L'édifice le plus important et le plus spectaculaire du site est une grande pyramide en terrasses, appelée Castillo (château en castillan) par les conquistadors espagnols. D’une hauteur de 24 mètres du sol à la plateforme supérieure, il ne s’agit pas de la plus haute de la région (elle est par exemple moins élevée que celle de Uxmal, haute de 40 m) mais c'est celle qui est dans le meilleur état de conservation (il n'est d'ailleurs plus possible de grimper jusqu'au sommet, et ce, depuis 2007, dans un esprit de conservation). Du sommet de la pyramide, on peut toutefois voir tous les autres édifices du site ainsi que la forêt environnante, d'une superficie de 300 hectares. La légende veut qu'à la fin du xe siècle, Chichén Itzá ait été occupée par les Toltèques conduits par le légendaire Quetzalcoatl, le Serpent à Plumes, chassé par une faction rivale de la capitale toltèque, Tula, au nord de l'actuelle Mexico. Le Castillo, attribué à ces étrangers, présente des innovations architecturales qui tournent autour du thème du Serpent à Plumes.
La pyramide a une base carrée et une vocation calendaire. En effet, la civilisation maya a développé à un degré très avancé l’astro-architecture qui consiste à allier les connaissances astronomiques au savoir-faire architectural.

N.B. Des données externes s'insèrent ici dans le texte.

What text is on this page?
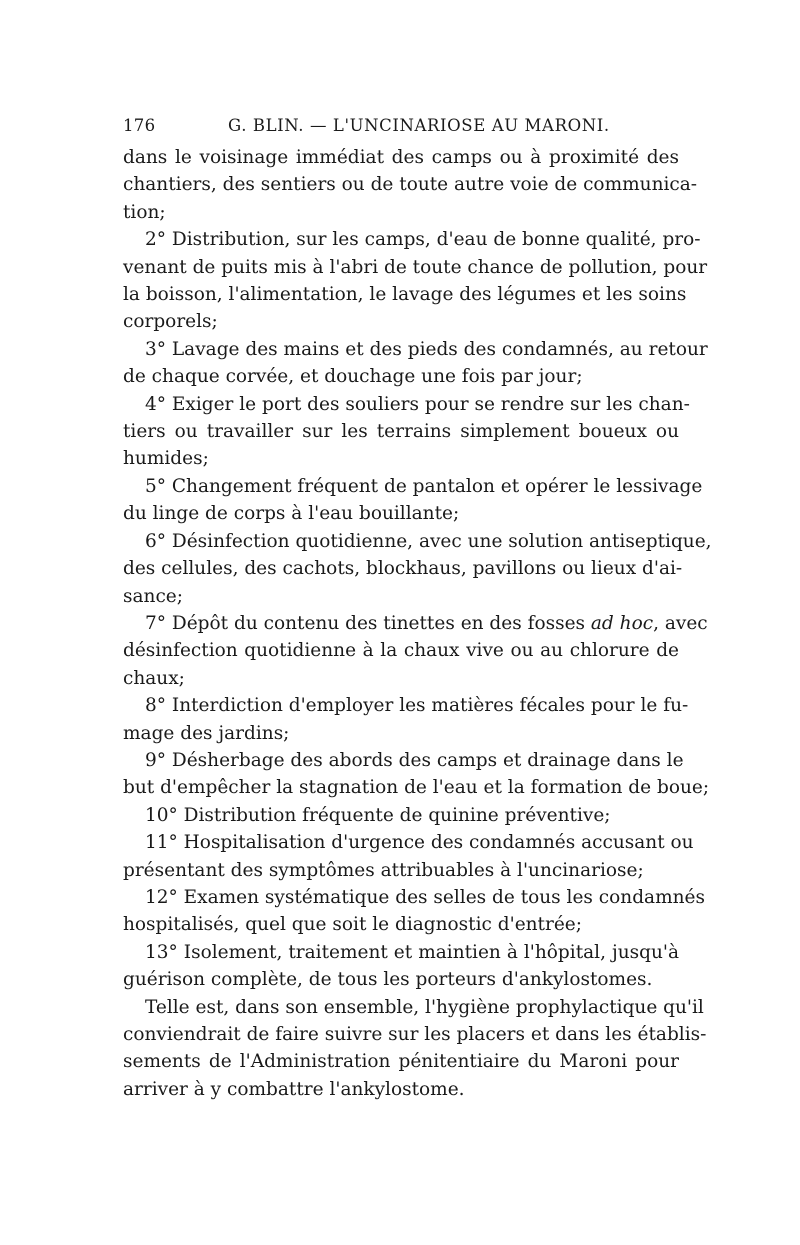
176	G. BLIN. — L'UNCINARIOSE AU MARONI.
dans le voisinage immédiat des camps ou à proximité des
chantiers, des sentiers ou de toute autre voie de communica-
tion;
2° Distribution, sur les camps, d'eau de bonne qualité, pro-
venant de puits mis à l'abri de toute chance de pollution, pour
la boisson, l'alimentation, le lavage des légumes et les soins
corporels;
3° Lavage des mains et des pieds des condamnés, au retour
de chaque corvée, et douchage une fois par jour;
4° Exiger le port des souliers pour se rendre sur les chan-
tiers ou travailler sur les terrains simplement boueux ou
humides;
5° Changement fréquent de pantalon et opérer le lessivage
du linge de corps à l'eau bouillante;
6° Désinfection quotidienne, avec une solution antiseptique,
des cellules, des cachots, blockhaus, pavillons ou lieux d'ai-
sance;
7° Dépôt du contenu des tinettes en des fosses ad hoc, avec
désinfection quotidienne à la chaux vive ou au chlorure de
chaux;
8° Interdiction d'employer les matières fécales pour le fu-
mage des jardins;
9° Désherbage des abords des camps et drainage dans le
but d'empêcher la stagnation de l'eau et la formation de boue;
10° Distribution fréquente de quinine préventive;
11° Hospitalisation d'urgence des condamnés accusant ou
présentant des symptômes attribuables à l'uncinariose;
12° Examen systématique des selles de tous les condamnés
hospitalisés, quel que soit le diagnostic d'entrée;
13° Isolement, traitement et maintien à l'hôpital, jusqu'à
guérison complète, de tous les porteurs d'ankylostomes.
Telle est, dans son ensemble, l'hygiène prophylactique qu'il
conviendrait de faire suivre sur les placers et dans les établis-
sements de l'Administration pénitentiaire du Maroni pour
arriver à y combattre l'ankylostome.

Ainsi, la pyramide présente quatre faces chacune divisée en neuf plateaux et portant quatre escaliers ayant chacune 90 marches, et non 91 comme le croient un grand nombre de personnes, en effet les marches ont été numérotées récemment afin de mettre fin aux rumeurs. L’orientation et la construction de la pyramide sont telles qu'au moment précis des équinoxes de printemps et d'automne, le soleil produit avec les arêtes de la pyramide une ombre portée qui fait croire que les grosses têtes de serpents au pied des escaliers de la pyramide sont prolongées par le corps ondulé d'un serpent. Ce serpent n'est autre que le dieu Kukulkan ou « serpent à plumes ». Ce phénomène provoque un afflux très important de touristes à cette époque.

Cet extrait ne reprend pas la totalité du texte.